Pain is an unpleasant sensory and emotional experience that is associated with actual or potential tissue damage or described in such terms. Currently, pain is a worldwide burden, and, in the process of pain treatment, patients experience various drug side effects. Therefore, researchers continue to develop medications for pain without side effects. Opioids are one of the leading options for treating severe acute pain. Most opioid effects are mediated by the mu-opioid receptor, a class A G protein-coupled receptor (GPCR). Mu-opioid receptors activation can also lead to respiratory depression, sedation, constipation, nausea, reward/euphoria, and dependence/withdrawal.
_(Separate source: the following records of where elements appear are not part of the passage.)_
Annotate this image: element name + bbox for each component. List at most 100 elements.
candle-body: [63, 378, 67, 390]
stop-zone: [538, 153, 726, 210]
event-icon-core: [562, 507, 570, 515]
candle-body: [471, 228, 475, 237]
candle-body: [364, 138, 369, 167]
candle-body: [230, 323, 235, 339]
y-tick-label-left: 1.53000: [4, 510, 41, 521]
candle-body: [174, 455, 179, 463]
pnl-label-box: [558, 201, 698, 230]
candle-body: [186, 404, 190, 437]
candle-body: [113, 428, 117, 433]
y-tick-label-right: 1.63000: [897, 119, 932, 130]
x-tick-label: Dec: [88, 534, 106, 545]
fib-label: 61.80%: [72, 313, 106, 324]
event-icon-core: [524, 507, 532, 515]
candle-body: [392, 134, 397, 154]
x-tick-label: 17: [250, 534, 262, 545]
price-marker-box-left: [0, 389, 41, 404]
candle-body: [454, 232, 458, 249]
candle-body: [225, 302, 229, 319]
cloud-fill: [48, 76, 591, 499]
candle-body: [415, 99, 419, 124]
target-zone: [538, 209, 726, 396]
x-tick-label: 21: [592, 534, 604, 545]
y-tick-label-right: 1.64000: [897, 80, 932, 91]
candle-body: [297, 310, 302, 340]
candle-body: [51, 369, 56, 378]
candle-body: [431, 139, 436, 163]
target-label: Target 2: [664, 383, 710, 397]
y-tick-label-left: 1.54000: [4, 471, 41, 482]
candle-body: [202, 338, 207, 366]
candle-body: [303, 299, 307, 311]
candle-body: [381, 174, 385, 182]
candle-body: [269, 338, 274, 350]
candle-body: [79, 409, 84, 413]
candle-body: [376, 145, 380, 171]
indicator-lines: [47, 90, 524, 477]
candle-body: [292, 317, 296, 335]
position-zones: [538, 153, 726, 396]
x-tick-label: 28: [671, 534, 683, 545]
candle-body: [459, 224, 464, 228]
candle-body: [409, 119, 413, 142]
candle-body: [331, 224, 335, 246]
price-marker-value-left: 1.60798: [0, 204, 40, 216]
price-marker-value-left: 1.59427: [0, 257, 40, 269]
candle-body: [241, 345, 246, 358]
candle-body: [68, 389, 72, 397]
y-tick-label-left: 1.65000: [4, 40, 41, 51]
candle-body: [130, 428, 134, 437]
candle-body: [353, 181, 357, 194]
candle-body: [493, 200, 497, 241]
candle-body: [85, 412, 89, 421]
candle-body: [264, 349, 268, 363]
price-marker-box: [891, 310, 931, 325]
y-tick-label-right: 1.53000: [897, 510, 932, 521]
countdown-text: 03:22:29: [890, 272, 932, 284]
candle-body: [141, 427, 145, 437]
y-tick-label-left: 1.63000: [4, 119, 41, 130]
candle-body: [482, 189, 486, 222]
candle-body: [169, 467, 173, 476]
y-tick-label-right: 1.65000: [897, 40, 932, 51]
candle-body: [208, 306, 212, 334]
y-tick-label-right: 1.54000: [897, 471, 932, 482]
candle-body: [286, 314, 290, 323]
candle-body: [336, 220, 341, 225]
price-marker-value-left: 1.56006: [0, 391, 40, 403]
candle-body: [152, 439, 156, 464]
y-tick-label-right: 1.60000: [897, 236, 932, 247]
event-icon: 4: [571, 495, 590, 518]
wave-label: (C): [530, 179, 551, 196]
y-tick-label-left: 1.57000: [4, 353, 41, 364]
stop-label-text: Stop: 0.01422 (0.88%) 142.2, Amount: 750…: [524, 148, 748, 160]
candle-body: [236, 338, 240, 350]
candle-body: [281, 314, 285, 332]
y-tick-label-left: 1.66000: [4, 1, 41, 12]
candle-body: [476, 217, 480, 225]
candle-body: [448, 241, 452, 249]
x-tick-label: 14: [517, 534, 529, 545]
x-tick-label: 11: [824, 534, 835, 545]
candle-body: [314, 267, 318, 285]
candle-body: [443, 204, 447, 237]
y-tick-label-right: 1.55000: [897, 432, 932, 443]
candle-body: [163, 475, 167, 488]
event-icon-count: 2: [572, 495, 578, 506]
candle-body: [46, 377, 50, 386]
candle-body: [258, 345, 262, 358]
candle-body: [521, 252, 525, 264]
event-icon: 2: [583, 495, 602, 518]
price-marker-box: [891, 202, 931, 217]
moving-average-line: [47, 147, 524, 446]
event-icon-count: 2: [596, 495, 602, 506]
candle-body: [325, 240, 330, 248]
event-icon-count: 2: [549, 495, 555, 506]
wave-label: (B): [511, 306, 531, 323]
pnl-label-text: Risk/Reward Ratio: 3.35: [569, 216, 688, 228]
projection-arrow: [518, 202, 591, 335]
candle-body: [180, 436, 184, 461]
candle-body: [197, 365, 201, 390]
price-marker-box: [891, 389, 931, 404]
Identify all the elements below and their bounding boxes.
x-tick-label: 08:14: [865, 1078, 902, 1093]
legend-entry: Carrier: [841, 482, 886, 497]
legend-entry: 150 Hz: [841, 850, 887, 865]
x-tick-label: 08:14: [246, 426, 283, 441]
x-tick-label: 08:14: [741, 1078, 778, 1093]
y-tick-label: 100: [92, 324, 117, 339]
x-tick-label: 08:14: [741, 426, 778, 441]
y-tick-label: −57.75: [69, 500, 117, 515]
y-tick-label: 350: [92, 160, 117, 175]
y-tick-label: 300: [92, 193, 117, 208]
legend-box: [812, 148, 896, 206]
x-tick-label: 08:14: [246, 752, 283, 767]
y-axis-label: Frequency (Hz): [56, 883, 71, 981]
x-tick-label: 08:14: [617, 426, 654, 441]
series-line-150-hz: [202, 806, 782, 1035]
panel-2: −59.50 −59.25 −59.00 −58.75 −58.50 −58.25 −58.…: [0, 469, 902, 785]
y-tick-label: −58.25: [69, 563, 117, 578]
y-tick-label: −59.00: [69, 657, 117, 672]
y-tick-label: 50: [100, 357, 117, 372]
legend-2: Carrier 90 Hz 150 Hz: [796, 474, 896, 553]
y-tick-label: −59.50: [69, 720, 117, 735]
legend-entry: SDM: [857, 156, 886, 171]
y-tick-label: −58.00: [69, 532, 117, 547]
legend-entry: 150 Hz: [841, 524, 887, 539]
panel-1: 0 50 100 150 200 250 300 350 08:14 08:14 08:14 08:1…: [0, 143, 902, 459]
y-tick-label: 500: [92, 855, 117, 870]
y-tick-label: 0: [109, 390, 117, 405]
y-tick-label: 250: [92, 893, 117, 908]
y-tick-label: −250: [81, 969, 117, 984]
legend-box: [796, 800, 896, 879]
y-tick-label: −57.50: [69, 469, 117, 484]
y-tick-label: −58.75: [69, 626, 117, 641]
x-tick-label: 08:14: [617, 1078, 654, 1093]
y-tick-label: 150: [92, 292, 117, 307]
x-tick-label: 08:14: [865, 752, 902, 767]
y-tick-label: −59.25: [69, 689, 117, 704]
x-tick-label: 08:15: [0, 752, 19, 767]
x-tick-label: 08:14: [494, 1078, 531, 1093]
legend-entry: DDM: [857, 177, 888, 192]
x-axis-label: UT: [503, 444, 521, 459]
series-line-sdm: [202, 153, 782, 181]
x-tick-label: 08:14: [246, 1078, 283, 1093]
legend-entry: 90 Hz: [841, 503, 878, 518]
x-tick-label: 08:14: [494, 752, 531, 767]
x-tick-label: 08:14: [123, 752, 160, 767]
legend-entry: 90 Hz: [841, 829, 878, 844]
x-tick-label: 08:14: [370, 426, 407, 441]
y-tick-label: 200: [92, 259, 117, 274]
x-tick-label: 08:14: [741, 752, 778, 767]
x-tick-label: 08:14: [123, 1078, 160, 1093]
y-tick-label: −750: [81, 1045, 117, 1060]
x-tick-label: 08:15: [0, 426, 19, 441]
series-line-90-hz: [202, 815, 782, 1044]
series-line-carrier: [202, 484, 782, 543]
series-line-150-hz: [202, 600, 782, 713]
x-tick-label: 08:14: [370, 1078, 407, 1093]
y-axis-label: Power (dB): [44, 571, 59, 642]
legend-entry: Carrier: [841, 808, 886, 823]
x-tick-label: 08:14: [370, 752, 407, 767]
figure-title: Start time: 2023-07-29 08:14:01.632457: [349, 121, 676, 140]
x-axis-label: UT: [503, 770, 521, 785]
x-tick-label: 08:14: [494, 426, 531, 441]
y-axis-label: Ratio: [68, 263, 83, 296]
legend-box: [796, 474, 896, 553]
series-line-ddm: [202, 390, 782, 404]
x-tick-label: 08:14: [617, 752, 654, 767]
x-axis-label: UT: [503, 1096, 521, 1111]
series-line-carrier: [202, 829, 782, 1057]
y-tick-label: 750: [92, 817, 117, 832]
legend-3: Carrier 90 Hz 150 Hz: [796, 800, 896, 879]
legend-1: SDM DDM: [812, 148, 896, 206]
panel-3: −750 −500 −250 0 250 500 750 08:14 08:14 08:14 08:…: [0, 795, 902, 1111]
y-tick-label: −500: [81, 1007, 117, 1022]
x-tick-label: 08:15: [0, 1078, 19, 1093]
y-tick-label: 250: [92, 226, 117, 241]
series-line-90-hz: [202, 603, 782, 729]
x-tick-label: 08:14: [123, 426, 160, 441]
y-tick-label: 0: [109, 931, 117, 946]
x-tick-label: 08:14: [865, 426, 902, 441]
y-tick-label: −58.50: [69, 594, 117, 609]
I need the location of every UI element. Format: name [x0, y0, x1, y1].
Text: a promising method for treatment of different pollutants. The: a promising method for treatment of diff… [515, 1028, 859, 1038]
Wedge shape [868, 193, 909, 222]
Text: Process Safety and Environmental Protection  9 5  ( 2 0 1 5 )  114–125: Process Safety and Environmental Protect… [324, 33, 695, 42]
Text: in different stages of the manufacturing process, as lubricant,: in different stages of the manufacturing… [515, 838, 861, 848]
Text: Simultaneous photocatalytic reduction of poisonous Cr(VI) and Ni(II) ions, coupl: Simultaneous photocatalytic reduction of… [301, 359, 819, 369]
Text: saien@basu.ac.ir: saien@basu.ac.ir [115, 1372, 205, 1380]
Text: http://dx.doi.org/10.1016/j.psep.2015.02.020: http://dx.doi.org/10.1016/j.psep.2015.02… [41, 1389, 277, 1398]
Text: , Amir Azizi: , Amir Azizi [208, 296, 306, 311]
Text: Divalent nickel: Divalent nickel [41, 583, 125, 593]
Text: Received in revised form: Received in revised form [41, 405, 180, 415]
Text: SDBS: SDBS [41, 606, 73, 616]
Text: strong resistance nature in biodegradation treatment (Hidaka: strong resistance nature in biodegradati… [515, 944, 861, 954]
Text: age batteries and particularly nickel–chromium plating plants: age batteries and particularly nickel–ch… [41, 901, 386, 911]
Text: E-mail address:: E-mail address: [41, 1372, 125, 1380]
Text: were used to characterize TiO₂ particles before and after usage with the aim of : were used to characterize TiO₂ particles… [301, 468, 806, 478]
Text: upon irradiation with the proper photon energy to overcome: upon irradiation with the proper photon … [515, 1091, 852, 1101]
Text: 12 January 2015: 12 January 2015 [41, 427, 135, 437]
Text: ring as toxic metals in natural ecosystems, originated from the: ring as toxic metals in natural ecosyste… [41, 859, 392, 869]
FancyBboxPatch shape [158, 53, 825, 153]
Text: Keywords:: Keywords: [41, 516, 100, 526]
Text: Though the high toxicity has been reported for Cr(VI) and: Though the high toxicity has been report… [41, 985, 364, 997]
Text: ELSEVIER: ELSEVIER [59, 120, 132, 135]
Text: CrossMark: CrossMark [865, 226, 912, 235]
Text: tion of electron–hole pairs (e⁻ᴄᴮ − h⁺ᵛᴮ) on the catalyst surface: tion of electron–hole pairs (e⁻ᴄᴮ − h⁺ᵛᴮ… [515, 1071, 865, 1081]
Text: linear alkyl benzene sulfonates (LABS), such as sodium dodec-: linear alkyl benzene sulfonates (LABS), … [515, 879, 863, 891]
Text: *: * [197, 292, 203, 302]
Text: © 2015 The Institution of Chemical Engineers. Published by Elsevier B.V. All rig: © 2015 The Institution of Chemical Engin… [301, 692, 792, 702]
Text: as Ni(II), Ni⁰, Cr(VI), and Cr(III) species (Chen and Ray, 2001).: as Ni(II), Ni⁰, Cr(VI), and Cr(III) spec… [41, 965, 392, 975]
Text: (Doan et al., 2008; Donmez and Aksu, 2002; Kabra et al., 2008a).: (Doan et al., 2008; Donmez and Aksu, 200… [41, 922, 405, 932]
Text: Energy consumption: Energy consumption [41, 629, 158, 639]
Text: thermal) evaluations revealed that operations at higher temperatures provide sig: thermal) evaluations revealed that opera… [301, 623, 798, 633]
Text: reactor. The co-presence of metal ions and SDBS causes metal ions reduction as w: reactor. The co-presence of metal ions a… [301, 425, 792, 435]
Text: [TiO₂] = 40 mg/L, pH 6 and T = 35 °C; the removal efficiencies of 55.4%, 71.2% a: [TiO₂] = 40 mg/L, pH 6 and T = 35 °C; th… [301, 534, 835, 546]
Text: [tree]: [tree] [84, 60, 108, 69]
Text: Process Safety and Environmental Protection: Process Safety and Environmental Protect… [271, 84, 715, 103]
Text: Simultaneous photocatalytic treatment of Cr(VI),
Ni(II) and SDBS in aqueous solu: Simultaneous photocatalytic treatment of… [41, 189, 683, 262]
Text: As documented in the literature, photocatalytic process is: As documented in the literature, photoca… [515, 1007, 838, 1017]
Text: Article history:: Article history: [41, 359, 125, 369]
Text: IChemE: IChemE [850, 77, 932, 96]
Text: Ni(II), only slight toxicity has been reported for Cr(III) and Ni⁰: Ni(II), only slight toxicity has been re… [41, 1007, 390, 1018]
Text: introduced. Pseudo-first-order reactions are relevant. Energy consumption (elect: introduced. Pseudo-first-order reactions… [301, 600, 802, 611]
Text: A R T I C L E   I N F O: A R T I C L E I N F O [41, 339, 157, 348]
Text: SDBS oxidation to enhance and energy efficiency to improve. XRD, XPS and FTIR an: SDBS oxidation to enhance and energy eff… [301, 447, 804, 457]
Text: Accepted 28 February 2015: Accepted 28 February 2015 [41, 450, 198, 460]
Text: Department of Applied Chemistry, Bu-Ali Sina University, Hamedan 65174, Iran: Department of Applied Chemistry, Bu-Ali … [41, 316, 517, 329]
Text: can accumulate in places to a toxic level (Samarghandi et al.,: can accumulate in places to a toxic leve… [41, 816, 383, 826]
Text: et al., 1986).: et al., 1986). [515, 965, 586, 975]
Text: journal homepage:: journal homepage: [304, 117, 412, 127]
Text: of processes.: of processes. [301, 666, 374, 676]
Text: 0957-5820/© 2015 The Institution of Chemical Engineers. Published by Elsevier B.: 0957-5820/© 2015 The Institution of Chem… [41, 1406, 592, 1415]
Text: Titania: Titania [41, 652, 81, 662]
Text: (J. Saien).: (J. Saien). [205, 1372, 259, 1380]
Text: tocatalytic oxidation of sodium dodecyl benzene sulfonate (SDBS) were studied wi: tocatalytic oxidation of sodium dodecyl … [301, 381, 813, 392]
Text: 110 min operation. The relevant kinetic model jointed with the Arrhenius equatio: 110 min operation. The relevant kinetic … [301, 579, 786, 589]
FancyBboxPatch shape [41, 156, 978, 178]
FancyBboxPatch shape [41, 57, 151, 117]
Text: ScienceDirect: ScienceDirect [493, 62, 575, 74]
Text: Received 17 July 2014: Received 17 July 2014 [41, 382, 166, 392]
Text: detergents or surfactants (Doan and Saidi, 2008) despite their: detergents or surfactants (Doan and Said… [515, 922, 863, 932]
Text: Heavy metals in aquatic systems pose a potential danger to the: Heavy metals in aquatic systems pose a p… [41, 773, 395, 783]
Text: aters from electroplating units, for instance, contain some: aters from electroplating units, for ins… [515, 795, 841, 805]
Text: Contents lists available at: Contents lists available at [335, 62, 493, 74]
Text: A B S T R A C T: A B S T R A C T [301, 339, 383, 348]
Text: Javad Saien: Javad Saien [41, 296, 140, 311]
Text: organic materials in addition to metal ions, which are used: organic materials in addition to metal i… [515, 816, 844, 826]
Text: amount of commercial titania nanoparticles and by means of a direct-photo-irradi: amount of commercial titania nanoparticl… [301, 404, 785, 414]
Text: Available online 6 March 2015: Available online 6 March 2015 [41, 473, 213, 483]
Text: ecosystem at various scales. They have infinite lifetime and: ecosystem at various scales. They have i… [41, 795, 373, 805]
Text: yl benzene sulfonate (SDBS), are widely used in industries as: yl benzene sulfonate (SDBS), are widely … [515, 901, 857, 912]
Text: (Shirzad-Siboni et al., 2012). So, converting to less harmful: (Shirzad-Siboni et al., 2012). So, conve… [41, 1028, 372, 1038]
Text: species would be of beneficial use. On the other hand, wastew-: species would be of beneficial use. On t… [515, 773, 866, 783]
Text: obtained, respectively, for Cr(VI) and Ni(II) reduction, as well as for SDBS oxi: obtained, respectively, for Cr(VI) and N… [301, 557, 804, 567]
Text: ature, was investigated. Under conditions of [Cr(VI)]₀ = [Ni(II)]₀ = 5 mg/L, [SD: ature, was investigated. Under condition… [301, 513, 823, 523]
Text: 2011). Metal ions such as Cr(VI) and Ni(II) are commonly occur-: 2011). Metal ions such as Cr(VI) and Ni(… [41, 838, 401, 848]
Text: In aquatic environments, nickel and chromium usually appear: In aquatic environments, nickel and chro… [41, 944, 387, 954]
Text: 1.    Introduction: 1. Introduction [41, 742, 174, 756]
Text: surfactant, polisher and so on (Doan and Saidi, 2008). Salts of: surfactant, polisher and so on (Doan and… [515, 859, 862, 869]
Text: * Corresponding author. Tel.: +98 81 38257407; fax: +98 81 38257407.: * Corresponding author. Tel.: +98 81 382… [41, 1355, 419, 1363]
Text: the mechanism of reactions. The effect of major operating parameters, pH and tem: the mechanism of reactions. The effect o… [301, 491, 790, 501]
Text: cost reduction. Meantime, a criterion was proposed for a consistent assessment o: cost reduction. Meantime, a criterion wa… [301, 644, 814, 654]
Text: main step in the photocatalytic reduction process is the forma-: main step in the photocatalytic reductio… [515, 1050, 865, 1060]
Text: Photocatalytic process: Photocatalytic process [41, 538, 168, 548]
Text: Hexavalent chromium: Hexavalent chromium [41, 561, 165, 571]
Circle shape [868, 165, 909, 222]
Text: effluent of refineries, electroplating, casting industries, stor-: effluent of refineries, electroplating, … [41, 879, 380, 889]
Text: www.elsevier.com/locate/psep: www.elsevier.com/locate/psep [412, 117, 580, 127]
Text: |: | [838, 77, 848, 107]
Intriguingly, the simultaneous activation of the mu and the nociceptin / orphanin FQ (N/OFQ) peptide (NOP) receptor leads in animal models of pain to a significant increase in therapeutic index. GPCRs function is perpetrated by their interaction with heterotrimeric G proteins and signaling modulated upon β-arrestin recruitment. Importantly, over the last 15 years, research has shown that opioid adverse effects may be caused by the recruitment of β-arrestin, whereas signaling downstream of G protein activation generates antinociception. Therefore, opioid "biased agonists” capable of mediating a selective G protein activation, rather than β-arrestins’, might represent a very intriguing opportunity for painkiller development. Combining biased agonism and promiscuous mu and NOP receptors activation will very likely empower our toolbox of pain treatments. Consequently, this thesis aimed to study mu and NOP receptors’ simultaneous activating agents with a higher propensity to foster G protein stimulation rather than β-arrestin’s. Here, by applying a bioluminescence resonance energy transfer (BRET) approach, applied to study receptor-transducer interaction, we compared the in vitro pharmacological activities of a series of peptide and nonpeptide mu and NOP agonists generated with different chemistry approaches. Results obtained will improve the knowledge of a simultaneous, albeit G protein selective, mu/NOP activation. Further in vivo studies will, in perspective, corroborate the value of this prototype of innovative pharmacology.